A mother platypus incubates her eggs by curling her body around them for about two weeks. When the babies hatch out, they are tiny and at once they start licking milk which secrete out of their mother’s pores on the belly. The baby platypuses stay in the burrow licking milk and growing for up to four months.

There were once many more platypuses than there are now. The platypus was killed for their beautiful furs. Now they are protected animals.

The average female platypus is smaller than the male, growing to about 430 millimetres long.

The average male platypus grows to about 5400 millimetres long. They have poison spurs on its hind legs. This poison is strong enough to kill small animals but not people. The platypus is one of the very few poisonous mammals.

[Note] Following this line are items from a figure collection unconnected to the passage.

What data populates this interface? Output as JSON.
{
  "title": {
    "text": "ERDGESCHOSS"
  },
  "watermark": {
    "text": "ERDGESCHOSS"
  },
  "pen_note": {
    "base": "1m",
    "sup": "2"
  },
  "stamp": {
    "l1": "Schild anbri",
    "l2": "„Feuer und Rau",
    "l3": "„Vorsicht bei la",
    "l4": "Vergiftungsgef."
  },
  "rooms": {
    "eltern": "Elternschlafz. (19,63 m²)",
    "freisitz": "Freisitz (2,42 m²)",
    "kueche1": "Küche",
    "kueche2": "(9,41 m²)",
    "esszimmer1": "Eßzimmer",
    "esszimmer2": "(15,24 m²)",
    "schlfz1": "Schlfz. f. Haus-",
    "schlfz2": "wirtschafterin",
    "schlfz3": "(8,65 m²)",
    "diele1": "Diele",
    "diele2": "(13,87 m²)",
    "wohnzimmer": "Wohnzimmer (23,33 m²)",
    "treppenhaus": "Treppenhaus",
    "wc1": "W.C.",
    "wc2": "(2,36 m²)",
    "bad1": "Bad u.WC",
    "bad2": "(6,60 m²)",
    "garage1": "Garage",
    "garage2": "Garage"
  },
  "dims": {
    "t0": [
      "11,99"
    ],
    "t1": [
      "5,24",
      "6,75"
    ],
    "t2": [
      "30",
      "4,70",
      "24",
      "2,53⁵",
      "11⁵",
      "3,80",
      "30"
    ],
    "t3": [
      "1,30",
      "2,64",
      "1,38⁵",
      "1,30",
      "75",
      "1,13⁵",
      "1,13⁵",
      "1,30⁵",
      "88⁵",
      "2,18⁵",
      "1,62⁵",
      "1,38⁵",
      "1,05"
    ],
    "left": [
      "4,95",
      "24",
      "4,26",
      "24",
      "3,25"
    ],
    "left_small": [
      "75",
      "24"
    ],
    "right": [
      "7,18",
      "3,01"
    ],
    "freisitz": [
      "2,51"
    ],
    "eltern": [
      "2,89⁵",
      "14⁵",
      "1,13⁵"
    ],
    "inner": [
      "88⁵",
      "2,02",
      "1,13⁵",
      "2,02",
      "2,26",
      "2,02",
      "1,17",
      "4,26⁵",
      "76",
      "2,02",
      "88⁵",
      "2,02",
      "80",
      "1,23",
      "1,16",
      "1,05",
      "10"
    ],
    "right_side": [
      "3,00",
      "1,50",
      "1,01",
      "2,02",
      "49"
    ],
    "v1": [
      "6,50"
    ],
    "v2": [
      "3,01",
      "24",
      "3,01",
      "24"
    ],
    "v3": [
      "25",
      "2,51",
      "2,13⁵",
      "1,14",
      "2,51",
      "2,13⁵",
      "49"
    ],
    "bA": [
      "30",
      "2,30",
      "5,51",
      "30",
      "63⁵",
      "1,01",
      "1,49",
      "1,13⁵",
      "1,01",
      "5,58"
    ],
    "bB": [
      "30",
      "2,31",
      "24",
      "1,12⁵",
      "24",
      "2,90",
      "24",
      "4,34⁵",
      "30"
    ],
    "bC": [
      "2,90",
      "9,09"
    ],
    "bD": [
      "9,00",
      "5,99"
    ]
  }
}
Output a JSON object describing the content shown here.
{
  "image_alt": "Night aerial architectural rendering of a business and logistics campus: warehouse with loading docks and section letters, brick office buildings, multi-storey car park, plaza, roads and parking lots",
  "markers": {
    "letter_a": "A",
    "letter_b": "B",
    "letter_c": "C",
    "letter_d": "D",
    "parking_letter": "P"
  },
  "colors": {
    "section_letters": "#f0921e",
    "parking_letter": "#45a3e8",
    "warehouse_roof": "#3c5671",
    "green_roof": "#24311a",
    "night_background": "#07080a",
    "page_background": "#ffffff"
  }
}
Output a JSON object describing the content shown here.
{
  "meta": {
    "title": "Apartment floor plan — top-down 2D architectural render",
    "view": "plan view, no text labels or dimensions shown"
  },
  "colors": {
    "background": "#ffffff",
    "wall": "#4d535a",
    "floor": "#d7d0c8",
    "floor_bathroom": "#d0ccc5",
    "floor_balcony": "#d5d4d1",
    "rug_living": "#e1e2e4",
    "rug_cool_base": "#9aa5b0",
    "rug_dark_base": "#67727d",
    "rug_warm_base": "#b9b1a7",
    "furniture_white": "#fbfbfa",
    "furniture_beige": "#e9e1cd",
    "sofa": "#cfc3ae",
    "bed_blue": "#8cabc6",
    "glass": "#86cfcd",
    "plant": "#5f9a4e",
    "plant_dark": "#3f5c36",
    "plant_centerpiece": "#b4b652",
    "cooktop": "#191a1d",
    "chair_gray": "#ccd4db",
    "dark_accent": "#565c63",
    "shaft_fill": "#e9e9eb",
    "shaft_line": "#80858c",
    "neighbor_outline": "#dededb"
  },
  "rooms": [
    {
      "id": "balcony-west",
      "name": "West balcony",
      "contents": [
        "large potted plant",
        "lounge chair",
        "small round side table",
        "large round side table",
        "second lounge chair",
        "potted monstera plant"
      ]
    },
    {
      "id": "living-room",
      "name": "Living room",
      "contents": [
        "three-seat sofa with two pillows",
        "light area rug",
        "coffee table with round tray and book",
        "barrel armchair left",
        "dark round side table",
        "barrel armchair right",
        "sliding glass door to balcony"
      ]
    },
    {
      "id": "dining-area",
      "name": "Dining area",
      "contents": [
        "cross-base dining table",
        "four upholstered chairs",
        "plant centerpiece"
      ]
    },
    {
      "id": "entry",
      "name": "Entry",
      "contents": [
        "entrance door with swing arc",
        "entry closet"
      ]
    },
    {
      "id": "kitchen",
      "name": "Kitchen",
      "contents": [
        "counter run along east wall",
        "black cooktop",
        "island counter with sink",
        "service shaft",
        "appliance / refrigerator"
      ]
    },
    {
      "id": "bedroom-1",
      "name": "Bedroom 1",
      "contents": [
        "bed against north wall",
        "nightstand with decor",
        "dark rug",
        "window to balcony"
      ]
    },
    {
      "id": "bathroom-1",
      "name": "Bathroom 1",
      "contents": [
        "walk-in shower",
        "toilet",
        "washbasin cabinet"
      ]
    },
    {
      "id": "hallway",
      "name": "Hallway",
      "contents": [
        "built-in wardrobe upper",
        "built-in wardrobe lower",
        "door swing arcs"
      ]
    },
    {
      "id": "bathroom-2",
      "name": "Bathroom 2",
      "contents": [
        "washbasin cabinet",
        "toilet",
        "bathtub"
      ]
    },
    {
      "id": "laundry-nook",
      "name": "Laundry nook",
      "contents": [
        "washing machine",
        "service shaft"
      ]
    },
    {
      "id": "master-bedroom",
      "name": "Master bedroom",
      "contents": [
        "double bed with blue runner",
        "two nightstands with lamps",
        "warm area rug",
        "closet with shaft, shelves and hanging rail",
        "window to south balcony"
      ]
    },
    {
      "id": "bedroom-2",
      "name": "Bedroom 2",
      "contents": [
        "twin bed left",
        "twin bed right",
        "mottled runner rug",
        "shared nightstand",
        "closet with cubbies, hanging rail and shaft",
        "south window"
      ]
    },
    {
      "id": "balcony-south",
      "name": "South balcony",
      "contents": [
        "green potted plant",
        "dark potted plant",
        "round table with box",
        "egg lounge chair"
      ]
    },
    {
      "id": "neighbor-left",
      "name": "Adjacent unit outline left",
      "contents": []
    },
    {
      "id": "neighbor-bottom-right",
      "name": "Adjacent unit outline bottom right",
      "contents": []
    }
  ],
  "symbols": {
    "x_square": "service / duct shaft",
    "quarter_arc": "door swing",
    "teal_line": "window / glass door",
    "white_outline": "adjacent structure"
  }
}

The platypus usually feeds in the early hours of the morning and from late afternoon into the night. They lie in the sun at the entrance of their burrow or rest in the burrow.

 

What a hairy beast!
The platypus has fur that has more than 800 hairs to the square millimetre, far denser than that of a polar bear!
...And venomous
This monotreme has the distinction of being the only venomous mammal in Australia. The male Platypus has sharp, hollow, horny venom spurs on both hind legs, and these inflict a painful wound, the effects of which last several days.